Within a few years, every single student in the San Francisco Unified School District will be studying computer science, at all grade levels.
The city’s Board of Education unanimously approved the measure during its weekly meeting on Tuesday evening.
"Information technology is now the fastest growing job sector in San Francisco, but too few students currently have access to learn the Computer Science skills that are crucial for such careers," Board President Emily Murase said in a statement on Wednesday. "We are proud to be at the forefront of creating a curriculum that will build on the knowledge and skills students will need starting as early as preschool."
According to the district, computer science classes are relatively rare across the United States.
"Currently, no national, state, or local standards exist for Computer Science and the academic research in Computer Science education is quite limited," the board wrote. "As such, a cohesive progression of Computer Science knowledge and skills does not yet exist."
It's the year 2015. Why isn't CompSci a mandatory part of the curriculum everywhere in America? It was at my gymnasium (academic high school) in Germany, and that was 25 years ago.
(Score: 1, Insightful) by Anonymous Coward on Sunday June 14 2015, @07:06AM
In the future, computers will write their own software, and cars will drive themselves. The only jobs left will be rim jobs.

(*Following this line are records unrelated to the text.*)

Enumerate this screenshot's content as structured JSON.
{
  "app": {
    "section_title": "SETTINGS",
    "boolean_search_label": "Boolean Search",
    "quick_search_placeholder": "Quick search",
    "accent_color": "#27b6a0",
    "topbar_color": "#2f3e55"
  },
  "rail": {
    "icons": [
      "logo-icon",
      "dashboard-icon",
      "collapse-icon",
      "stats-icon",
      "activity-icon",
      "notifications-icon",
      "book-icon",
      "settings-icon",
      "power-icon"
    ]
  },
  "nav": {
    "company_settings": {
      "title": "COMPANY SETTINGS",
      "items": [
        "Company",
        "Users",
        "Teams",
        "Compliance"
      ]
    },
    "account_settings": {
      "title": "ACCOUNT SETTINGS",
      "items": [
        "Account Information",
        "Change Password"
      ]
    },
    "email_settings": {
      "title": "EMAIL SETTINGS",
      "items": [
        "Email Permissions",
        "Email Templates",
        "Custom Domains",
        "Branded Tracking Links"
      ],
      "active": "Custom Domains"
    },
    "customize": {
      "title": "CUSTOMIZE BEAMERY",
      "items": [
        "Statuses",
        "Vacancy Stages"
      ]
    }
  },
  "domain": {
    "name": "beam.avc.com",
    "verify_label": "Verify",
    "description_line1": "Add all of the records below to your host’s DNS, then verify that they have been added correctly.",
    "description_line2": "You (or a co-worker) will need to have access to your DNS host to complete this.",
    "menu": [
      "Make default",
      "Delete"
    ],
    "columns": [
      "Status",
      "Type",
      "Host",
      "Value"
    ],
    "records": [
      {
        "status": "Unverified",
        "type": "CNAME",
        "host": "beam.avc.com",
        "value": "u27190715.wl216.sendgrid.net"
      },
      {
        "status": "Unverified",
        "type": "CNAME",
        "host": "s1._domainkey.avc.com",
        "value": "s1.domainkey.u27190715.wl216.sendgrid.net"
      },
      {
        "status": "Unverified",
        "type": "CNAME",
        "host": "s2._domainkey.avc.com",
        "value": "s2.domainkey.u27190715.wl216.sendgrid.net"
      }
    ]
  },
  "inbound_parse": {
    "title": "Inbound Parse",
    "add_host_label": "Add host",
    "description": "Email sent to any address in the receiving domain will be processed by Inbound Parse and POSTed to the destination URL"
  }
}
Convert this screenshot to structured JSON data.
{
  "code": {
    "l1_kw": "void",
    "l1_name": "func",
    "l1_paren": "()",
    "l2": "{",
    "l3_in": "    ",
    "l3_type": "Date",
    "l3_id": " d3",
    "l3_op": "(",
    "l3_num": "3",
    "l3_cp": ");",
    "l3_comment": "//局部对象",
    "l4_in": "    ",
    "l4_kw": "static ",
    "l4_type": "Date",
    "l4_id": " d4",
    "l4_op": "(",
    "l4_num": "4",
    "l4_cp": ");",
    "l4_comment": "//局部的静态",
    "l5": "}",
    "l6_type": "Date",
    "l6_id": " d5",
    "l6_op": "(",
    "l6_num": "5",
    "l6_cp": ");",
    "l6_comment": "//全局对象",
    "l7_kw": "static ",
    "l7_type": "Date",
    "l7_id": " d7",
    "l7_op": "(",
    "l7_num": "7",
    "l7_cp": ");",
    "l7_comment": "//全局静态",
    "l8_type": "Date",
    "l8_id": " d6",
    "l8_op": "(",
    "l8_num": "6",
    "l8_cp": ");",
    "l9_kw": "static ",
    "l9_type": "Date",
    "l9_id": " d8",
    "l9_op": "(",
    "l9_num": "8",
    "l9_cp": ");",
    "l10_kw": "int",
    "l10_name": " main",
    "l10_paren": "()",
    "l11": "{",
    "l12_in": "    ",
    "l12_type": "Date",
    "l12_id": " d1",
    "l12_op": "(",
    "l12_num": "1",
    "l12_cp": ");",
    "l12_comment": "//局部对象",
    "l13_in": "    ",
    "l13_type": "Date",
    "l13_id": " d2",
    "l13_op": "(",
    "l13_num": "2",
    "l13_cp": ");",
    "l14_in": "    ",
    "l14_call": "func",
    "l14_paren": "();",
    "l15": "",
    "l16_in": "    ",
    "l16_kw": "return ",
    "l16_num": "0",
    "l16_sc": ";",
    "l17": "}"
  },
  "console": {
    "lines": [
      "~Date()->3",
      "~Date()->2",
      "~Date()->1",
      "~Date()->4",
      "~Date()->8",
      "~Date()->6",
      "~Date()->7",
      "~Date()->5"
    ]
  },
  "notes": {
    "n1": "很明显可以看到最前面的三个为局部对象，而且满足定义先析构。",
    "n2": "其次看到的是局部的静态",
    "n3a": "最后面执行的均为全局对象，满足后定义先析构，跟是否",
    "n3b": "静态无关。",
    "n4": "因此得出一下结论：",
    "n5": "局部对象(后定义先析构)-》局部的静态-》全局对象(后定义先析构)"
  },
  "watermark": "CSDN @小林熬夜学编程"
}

(Score: 1) by KGIII on Sunday June 14 2015, @11:57AM
And Steve... He is coming back, I know it! His head is cryogenic and frozen and stuff! He is comin' back as a cyborg!
"So long and thanks for all the fish."
(Score: 1) by dingus on Sunday June 14 2015, @03:18PM
Why would computers write their own software?
(Score: 3, Funny) by hendrikboom on Sunday June 14 2015, @03:24PM
Computers already write their own software. When was the last time you wrote code in binary?
-- hendrik
(Score: 2) by urza9814 on Monday June 15 2015, @06:37PM
That's mere translation. Sure, you can feed a novel through Google Translate; but generally we wouldn't consider that to be the computer writing a book.